The trip aims to showcase businesses, social services, infrastructure, and tourist attractions. The focus is on development, investment, and opportunities for locals. The agenda has been organized so the media can see what Beijing wants to show. Everything is focused on highlighting the “unity” between Tibet and China: from the hotel (with a huge Chinese flag dominating the lobby) to the evening show (an embellished tale about the 7th-century Chinese princess Wencheng, who married the Tibetan king Songtsen Gampo). It fits with Beijing’s message: “It is the most powerful historical foundation of our national unity,” summarizes one of the show’s organizers.

At Jokhang Monastery, a spectacular 7th-century complex in central Lhasa, the holiest monastery in Tibetan Buddhism, the religious realignment with Beijing is also clear. The Ba, a monk draped in a maroon robe and deputy executive director of the center’s management committee, does not shy away from the latest controversy surrounding the Dalai Lama, whose image is banned in Tibet, but who remains the spiritual leader of the religion. At 89 years old, the Dalai Lama has stated that in his next reincarnation, he will be born in the “free world.” The Ba responds: the choice will follow “historical rituals” and, in any case, “must be recognized by the central government.”
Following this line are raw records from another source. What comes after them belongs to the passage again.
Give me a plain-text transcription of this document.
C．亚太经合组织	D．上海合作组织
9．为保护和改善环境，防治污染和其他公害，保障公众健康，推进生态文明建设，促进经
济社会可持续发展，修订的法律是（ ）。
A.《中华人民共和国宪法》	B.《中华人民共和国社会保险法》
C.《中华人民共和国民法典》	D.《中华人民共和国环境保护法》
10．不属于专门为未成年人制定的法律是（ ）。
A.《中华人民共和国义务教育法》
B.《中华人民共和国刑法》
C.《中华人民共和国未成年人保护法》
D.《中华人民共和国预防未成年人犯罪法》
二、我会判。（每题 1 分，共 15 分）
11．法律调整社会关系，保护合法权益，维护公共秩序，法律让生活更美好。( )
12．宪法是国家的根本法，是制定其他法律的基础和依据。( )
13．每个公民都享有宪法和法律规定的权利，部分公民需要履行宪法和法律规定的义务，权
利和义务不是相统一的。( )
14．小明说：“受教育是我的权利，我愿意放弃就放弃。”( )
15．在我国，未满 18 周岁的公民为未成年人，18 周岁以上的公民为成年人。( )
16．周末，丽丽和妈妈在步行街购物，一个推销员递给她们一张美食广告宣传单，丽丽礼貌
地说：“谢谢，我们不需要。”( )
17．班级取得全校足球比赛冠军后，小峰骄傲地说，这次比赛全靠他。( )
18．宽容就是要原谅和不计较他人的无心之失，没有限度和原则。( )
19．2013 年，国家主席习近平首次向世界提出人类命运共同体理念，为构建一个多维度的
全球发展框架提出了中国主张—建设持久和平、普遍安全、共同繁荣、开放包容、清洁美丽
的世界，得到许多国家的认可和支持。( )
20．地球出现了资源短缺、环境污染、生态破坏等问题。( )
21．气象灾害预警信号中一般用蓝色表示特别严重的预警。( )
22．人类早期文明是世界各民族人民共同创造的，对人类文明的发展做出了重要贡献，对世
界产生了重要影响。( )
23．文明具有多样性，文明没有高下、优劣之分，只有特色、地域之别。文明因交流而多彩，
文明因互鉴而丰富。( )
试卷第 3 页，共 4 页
In a day care center for seniors, there’s a picture of the Chinese president at the entrance. Another photograph of the leader presides over the lounge where elderly men with tanned faces and Tibetan hats play dice and sip tea. They are retired farmers. They speak Tibetan. They are over 70. One says that the region has undergone “a dramatic change,” according to the translation provided by the government. He speaks of the bridges and roads that “now lead everywhere,” of the plumbing and hygiene compared to the filth of the past. Their children no longer work in the fields; they have bought trucks and are engaged in construction. Some were born before the arrival of Mao’s troops, when the Dalai Lama was still in power.